Imagine não precisar lidar com crises de enxaqueca, cólicas intensas e nem sequer com as consequências de um joelho ralado. É o que acontece com quem convive com um quadro raríssimo chamado Insensibilidade Congênita à Dor com Anidrose (CIPA), fruto de uma mutação genética que afeta cerca de uma em cada 125 milhões de pessoas. Mas o que pode parecer um poder digno de Superman é, na verdade, uma condição médica grave e perigosa.
O corpo humano tem neurônios chamados nociceptores, cuja função é detectar estímulos potencialmente perigosos – calor, frio, pressão etc. São eles os responsáveis por gerar o impulso elétrico interpretado como dor pelo cérebro. É graças a essas células que você afasta a mão assim que toca uma panela quente, por exemplo. E a sensação de ardência que permanece é um sinal de que aquela área precisa de cuidado.
O bom desenvolvimento dos nociceptores depende que uma proteína chamada fator de crescimento neural se ligue aos receptores TrkA presentes no neurônio. O gene NTRK1 é quem codifica esses receptores. Pessoas com CIPA, porém, têm uma mutação no NTRK1 que altera inutilizam essa função.
É como se alguém tampasse a fechadura (o receptor TrkA) de uma porta (o nociceptor) e impedisse a entrada do fator de crescimento. Assim, os indivíduos com CIPA não conseguem desenvolver adequadamente os neurônios responsáveis pela dor, e ficam imunes a ela.
Não sentir o desconforto de uma queimadura ou de um corte pode parecer algo bom. Mas não é. “A dor é um importante mecanismo de defesa do corpo. Ela serve como um alerta de que algo não está certo”, diz Deborah Schechtman, do Instituto de Química da USP.

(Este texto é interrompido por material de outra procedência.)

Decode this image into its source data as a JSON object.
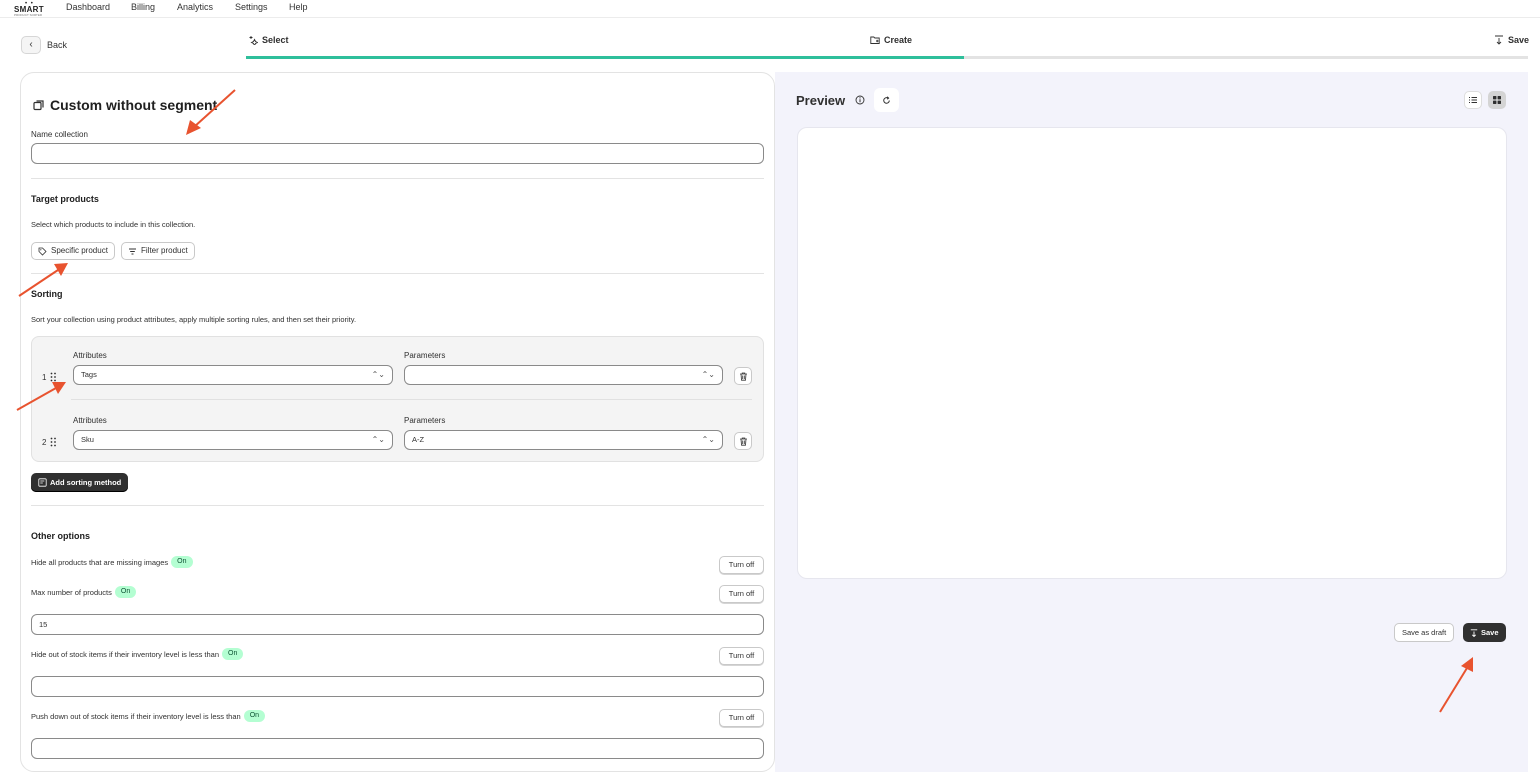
{
  "nav": {
    "logo_word": "SMART",
    "logo_sub": "PRODUCT SORTER",
    "links": [
      "Dashboard",
      "Billing",
      "Analytics",
      "Settings",
      "Help"
    ]
  },
  "back_label": "Back",
  "steps": [
    {
      "label": "Select",
      "icon": "sparkle-icon"
    },
    {
      "label": "Create",
      "icon": "folder-add-icon"
    },
    {
      "label": "Save",
      "icon": "download-icon"
    }
  ],
  "progress": 0.56,
  "form": {
    "title": "Custom without segment",
    "name_label": "Name collection",
    "name_value": "",
    "target": {
      "heading": "Target products",
      "description": "Select which products to include in this collection.",
      "specific_btn": "Specific product",
      "filter_btn": "Filter product"
    },
    "sorting": {
      "heading": "Sorting",
      "description": "Sort your collection using product attributes, apply multiple sorting rules, and then set their priority.",
      "attr_label": "Attributes",
      "param_label": "Parameters",
      "rows": [
        {
          "num": "1",
          "attribute": "Tags",
          "parameter": ""
        },
        {
          "num": "2",
          "attribute": "Sku",
          "parameter": "A-Z"
        }
      ],
      "add_btn": "Add sorting method"
    },
    "options": {
      "heading": "Other options",
      "badge": "On",
      "turn_off": "Turn off",
      "items": [
        {
          "label": "Hide all products that are missing images"
        },
        {
          "label": "Max number of products",
          "value": "15"
        },
        {
          "label": "Hide out of stock items if their inventory level is less than",
          "value": ""
        },
        {
          "label": "Push down out of stock items if their inventory level is less than",
          "value": ""
        }
      ]
    }
  },
  "preview": {
    "title": "Preview",
    "save_draft": "Save as draft",
    "save": "Save"
  },
  "colors": {
    "accent": "#2fbf9b",
    "annotation": "#e8532f",
    "dark_button": "#303030",
    "badge_bg": "#b4fed2"
  }
}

Pessoas com CIPA precisam monitorar constantemente o corpo em busca de machucados – é comum que tenham cortes ou hematomas ignorados, especialmente em áreas mais expostas como língua, dedos ou pés. Também precisam realizar exames frequentes para identificar danos internos ou possíveis infecções. E, por não detectar calor, quem tem CIPA não transpira – e, por consequência, não consegue autorregular a temperatura corporal.
A condição ainda torna comum que feridas ou deformidades evoluam para quadros graves, necessitando de cirurgias severas como amputação. Por conta de tudo isso, a expectativa de vida desses pacientes costuma ser bastante reduzida.

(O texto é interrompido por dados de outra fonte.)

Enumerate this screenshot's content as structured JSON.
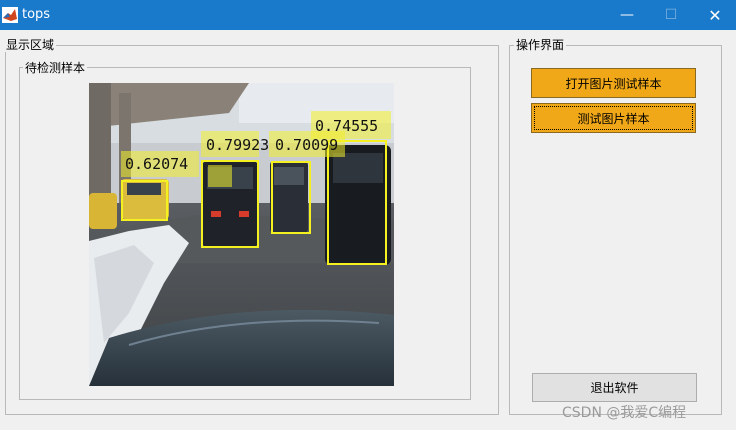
{
  "window": {
    "title": "tops"
  },
  "display_panel": {
    "title": "显示区域"
  },
  "sample_panel": {
    "title": "待检测样本"
  },
  "detections": [
    {
      "score": "0.62074"
    },
    {
      "score": "0.79923"
    },
    {
      "score": "0.70099"
    },
    {
      "score": "0.74555"
    }
  ],
  "operation_panel": {
    "title": "操作界面",
    "open_button": "打开图片测试样本",
    "test_button": "测试图片样本",
    "exit_button": "退出软件"
  },
  "watermark": "CSDN @我爱C编程",
  "colors": {
    "titlebar": "#1979ca",
    "button_orange": "#f0a818",
    "detection_box": "#f5f020"
  }
}
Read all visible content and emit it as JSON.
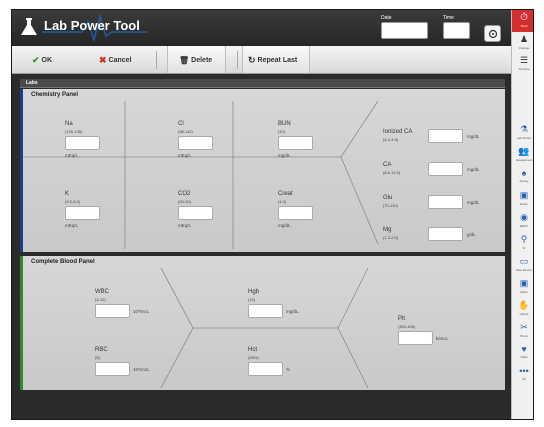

Apesar de tudo, a doença pode inspirar avanços na medicina. Schechtman e outros pesquisadores brasileiros estudam uma nova estratégia para o alívio da dor com base no mecanismo da TrkA em pessoas com CIPA. A ideia não é nova, mas colocá-la em prática não é fácil porque as mutações genéticas envolvidas na ausência de dor também podem afetar outras características, como o crescimento saudável dos neurônios. Reproduzi-las, então, traria muitos efeitos colaterais.
O que a equipe fez foi pesquisar dezenas de estudos de pessoas com CIPA. Todos esses pacientes carregam mutações no mesmo gene, mas as mutações em si são diferentes umas das outras e agem de forma distinta sobre o receptor TrkA. Os cientistas descobriram que quatro pessoas tinham variações genéticas que bloqueavam apenas a via de sinalização de dor, sem outros efeitos.
Os pesquisadores, então, criaram uma molécula chamada TAT-pQYP, capaz de reproduzir o efeito dessa mutação. Em testes com camundongos, a substância reduziu em até 40% a resposta à dor.
É um teste inicial, claro, mas ilustra um possível caminho para o desenvolvimento de novos analgésicos contra a dor crônica, condição que afeta cerca de um terço da população mundial. Hoje, os medicamentos mais eficazes nessa seara são os opioides, que apresentam um alto risco de dependência.
Fontes: Artigos “Congenital Insensitivity to Pain and Anhydrosis (CIPA) Syndrome; A Report of 4 Cases”, Daneshjou et al e “Congenital Insensitivity to Pain With Anhidrosis Is Associated With Harlequin Color Change: A Survey Study”, Maazi et al.